Sometimes this world seems like an ugly, tacky place in which qualities like beauty and subtilty are easily cast aside in favor of noise and bombast. The members of Seba Kaapstad, a multinational band with roots in South Africa, Swaziland, and Germany offer an alternative on their luminous second album, Thina. Band members Ndumiso Manana, Zoe Modiga, Sebastian Schuster, and Philip Scheibel originally met in South Africa and released their debut album, Tagore’s in 2016. The spiritually uplifting Thina finds the band moving forward with a seamless fusion of jazz, soul, and electronic music.
Some of the tracks, such as “Billionaire” and “Heckman” serve as brief, abstract pieces transitioning from one proper song to another. But all tracks on Thina, long or short, serve the same purpose: creating and sustaining a musical mood that is serene and reflective, while still being adventurous enough to allow for flights of both instrumental and vocal fancy.
The album-opening title track establishes this mood. Initially wordless vocals and gentle electronic percussion greet the listener, immediately calling to mind a quiet interlude on any one of Stevie Wonder’s classic 1970’s albums. Piano, percussion, and various electronics swirl through the mix as Zoe Modiga begins singing multilingual lyrics noting that she is “aware of the perils that will surely come” but finds strength in the knowledge that “there’s more guidance in the quiet places and the friendly faces”.
The sound and feel of “Thina” are echoed in the next track, “Africa”, though this song adds a few rapped verses and an empowering set of lyrics directed at African citizens into the mix. The words touch obliquely on politics but mostly try to impart a sense of empathy and optimism for the continent and its people.
The aspirational themes of Thina continue in the quietly anthemic “Don’t”, which is perhaps the most beautiful track on the album. “The world is such a game we play these days / Looking at it all I’m so amazed / Caught up in the fog; it’s such a haze / Want to keep the fire in me ablaze.” The questioning lyrics gradually lead to a sublime, mostly instrumental coda featuring the interplay of piano and violins.
While optimism is the prevailing mood of Thina, the members of Seba Kaapstad understand how hard-won happiness can be. In “Dezaster”, vocalists Manana and Modiga contemplate the end of a relationship, or perhaps even the death of a loved one, noting “It’s a disaster / But my heart will heal.” As if to underscore that healing, “Dezaster” leads directly into “Playground”, the most buoyant track on Thina.

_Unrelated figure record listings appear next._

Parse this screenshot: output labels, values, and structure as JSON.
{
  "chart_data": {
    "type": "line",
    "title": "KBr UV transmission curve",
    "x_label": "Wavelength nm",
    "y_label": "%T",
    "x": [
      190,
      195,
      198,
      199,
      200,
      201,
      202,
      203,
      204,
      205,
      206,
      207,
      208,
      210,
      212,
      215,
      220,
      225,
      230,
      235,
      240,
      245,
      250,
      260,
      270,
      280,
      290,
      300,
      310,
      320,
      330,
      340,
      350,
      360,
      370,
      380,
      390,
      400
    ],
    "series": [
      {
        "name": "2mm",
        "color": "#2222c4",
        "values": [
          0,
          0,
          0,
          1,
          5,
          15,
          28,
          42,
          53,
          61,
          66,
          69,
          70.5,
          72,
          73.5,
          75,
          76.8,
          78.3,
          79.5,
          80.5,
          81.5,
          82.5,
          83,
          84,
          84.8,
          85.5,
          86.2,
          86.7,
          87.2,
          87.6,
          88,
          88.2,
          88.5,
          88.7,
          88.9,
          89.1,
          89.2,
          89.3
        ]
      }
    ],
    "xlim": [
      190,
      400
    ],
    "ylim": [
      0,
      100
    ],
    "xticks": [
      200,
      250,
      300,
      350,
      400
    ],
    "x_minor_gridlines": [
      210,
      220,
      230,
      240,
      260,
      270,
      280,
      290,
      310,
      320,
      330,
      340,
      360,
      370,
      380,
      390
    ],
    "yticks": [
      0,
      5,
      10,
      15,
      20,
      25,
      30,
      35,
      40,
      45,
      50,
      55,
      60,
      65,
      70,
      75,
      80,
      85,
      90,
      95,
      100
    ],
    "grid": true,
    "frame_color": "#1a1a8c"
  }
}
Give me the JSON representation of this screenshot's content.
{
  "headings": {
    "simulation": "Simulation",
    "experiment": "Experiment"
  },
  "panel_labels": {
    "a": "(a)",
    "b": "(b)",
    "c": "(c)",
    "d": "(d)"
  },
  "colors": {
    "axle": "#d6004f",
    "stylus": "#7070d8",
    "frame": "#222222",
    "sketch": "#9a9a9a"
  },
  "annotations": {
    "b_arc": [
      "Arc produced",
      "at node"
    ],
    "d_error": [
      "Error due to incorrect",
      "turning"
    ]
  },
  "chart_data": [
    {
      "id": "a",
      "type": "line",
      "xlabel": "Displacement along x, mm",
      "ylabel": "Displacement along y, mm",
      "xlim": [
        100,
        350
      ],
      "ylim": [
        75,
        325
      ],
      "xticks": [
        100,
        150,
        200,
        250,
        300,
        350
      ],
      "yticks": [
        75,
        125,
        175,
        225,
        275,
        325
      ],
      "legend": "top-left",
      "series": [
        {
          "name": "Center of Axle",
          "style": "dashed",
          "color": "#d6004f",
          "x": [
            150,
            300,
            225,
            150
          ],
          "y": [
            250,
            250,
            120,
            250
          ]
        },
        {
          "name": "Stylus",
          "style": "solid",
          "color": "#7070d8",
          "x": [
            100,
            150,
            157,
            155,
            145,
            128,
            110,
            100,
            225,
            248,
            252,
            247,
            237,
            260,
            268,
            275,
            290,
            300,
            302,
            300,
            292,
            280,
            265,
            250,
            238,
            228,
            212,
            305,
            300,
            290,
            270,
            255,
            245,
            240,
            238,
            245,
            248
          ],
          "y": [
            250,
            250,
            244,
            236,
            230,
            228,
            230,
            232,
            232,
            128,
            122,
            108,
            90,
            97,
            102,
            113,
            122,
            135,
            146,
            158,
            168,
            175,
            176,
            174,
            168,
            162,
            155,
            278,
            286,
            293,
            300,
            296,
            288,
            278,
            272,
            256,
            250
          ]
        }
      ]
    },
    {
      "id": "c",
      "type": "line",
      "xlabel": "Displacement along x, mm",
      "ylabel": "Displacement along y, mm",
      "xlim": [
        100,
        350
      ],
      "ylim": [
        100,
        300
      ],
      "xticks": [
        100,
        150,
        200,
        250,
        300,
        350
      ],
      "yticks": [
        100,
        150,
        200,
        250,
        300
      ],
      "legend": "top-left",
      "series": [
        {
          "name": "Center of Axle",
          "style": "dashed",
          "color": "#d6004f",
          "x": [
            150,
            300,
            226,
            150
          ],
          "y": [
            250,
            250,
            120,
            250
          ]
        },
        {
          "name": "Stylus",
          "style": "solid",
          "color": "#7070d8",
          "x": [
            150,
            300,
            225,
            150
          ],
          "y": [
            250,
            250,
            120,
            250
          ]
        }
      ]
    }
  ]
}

“Playground” is, in turn, followed by “Welcome”, a message of advice and instruction for newborns, or for anybody who might be metaphorically returning to life after enduring a crisis. The album eventually closes, like a gently receding wave, with the appropriately titled “Bye”, in which the vocalists contemplate the possibilities of pursuing a friendship that could have romantic implications.
Thina sounds wonderful simply as background music, but there is more happening than just that. Seba Kaapstad have created a deep musical statement in Thina, in which music, lyrics, and performance interact in a way that will wash over you and leave you feeling musically and emotionally refreshed if you let it.